Il Meeting di quest'anno (Infophoto)Il Meeting di quest'anno (Infophoto)

È chiaro che dopo le sofferte vicende della regione Lombardia c'è stata un'ampia discussione nella quale mi sembra che si siano evidenziati due orientamenti dal punto di vista del metodo: da un lato chi è aperto alle sollecitazioni e agli stimoli esterni (che non solo a loro volta il verbo!) e dall'altro chi invece preferisce chiudersi in trincea e vede qualsiasi stimolo esterno come un attacco al fortino. Io penso che Cl sia abbastanza adulta per non farsi assediare nel fortino, per scacciare questa sindrome e allargare l'ascolto anche alle altre culture.

Che cosa intende esattamente?
La grande crisi in cui ci troviamo non è solo economica. Per la sua ampiezza e per il suo carattere inedito è una crisi antropologica e allora mi chiedo se non possa avere un senso positivo una riflessione in cui credenti e laici ragionino in maniera aperta su quali sono i valori della ripartenza, quelli necessari per ricostruire un tessuto sociale ma anche nazionale che si è ampiamente sfibrato. Uno sforzo così richiede la disponibilità a dialogare e anche a contaminarsi.
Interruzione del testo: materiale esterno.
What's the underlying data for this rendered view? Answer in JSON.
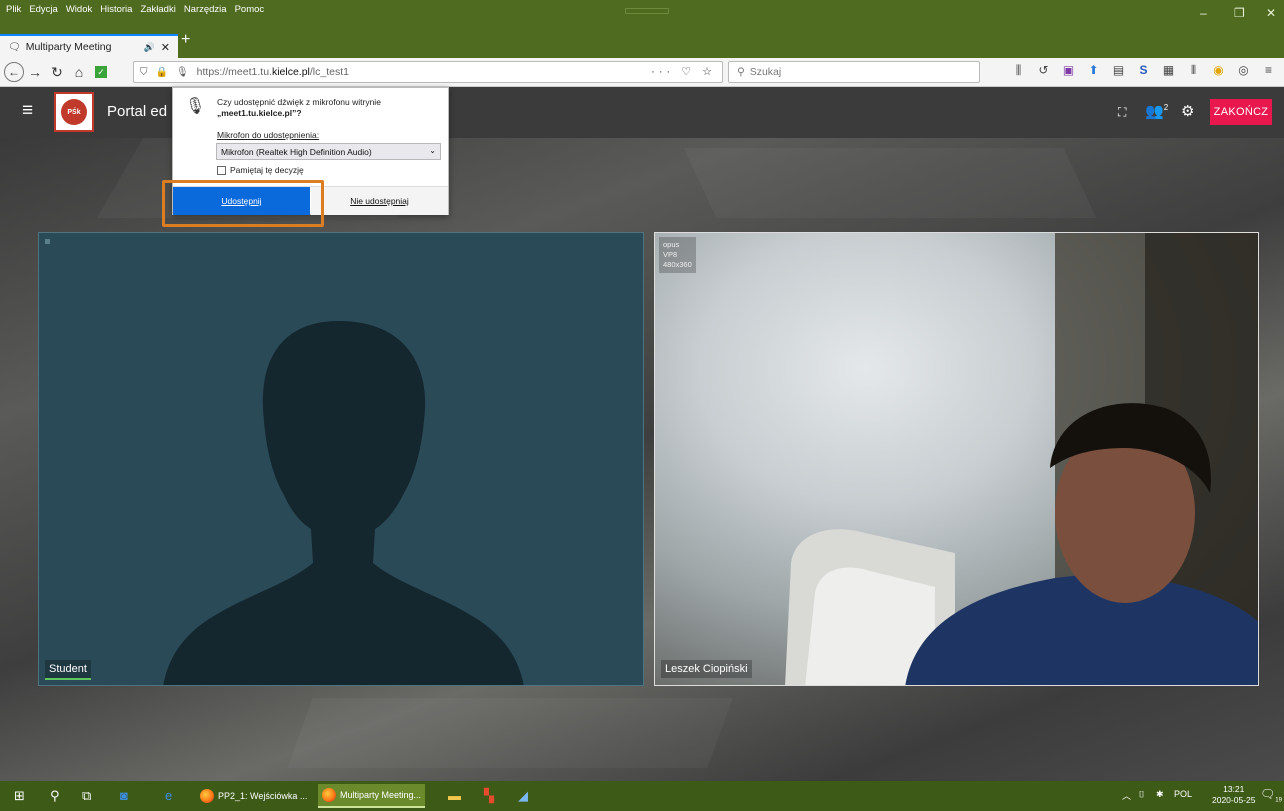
{
  "browser": {
    "menu": [
      "Plik",
      "Edycja",
      "Widok",
      "Historia",
      "Zakładki",
      "Narzędzia",
      "Pomoc"
    ],
    "tab_title": "Multiparty Meeting",
    "url_prefix": "https://meet1.tu.",
    "url_domain": "kielce.pl",
    "url_path": "/lc_test1",
    "url_actions": "··· ♡ ☆",
    "search_placeholder": "Szukaj"
  },
  "app": {
    "title": "Portal ed",
    "end_button": "ZAKOŃCZ",
    "participants_count": "2"
  },
  "popup": {
    "question_line1": "Czy udostępnić dźwięk z mikrofonu witrynie",
    "question_line2": "„meet1.tu.kielce.pl”?",
    "mic_label": "Mikrofon do udostępnienia:",
    "mic_selected": "Mikrofon (Realtek High Definition Audio)",
    "remember_label": "Pamiętaj tę decyzję",
    "share_button": "Udostępnij",
    "deny_button": "Nie udostępniaj"
  },
  "videos": {
    "left_name": "Student",
    "right_name": "Leszek Ciopiński",
    "right_stats": [
      "opus",
      "VP8",
      "480x360"
    ]
  },
  "taskbar": {
    "app1": "PP2_1: Wejściówka ...",
    "app2": "Multiparty Meeting...",
    "lang": "POL",
    "time": "13:21",
    "date": "2020-05-25",
    "notification_count": "19"
  },
  "colors": {
    "chrome_green": "#4f6b1f",
    "end_button": "#e8174e",
    "share_button": "#0a69db",
    "highlight": "#dd7d22"
  }
}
Perché Cl non si apre allo studio e all'analisi di studiosi esterni al movimento? Potrebbe rappresentare un segnale eccezionale.

Il Meeting si è aperto con una video-intervista di Napolitano e con un intervento di Enrico Letta dedicati all'Europa. Il vertice delle istituzioni e quello della politica.
Non farei un calcolo aritmetico sulle presenze dei politici, perché quello che conta è l'orientamento del movimento. Secondo me la riflessione che Cl potrebbe fare, e che sarebbe certamente molto interessante, è sulla forza della società. Ho l'impressione che a volte non creda fino in fondo alla potenza dell'autonomia della società, ma si rivolga subito alle sue protesi politiche e alle loro inevitabili declinazioni lobbistiche. Resta sul fondo una sfiducia che la domanda sociale da sola possa affermarsi nei suoi contenuti. Come se ci fosse sempre il bisogno di una delega: la stessa che un giorno viene concessa ad Andreotti, un giorno a Berlusconi un altro giorno a Enrico Letta, sottovalutando la forza "del basso" che viene "dal basso".

John Waters, editorialista dell'Irish Times, ha centrato la relazione centrale del Meeting sul "bunker" nel quale la cultura positivistica confina l'uomo, imprigionando il suo desiderio. Che però, essendo indistruttibile, ha sempre una possibilità di riscossa. Cosa ne pensa?
Dobbiamo tutti sperare che sia così. Non dimentichiamo che non esistono solo la persona e il cielo della politica, ma in mezzo c'è l'infrastruttura sociale. A mio modo di vedere Cl dovrebbe scommettere di più sulla "società di mezzo" come interlocutore privilegiato della persona e meno sulla politica.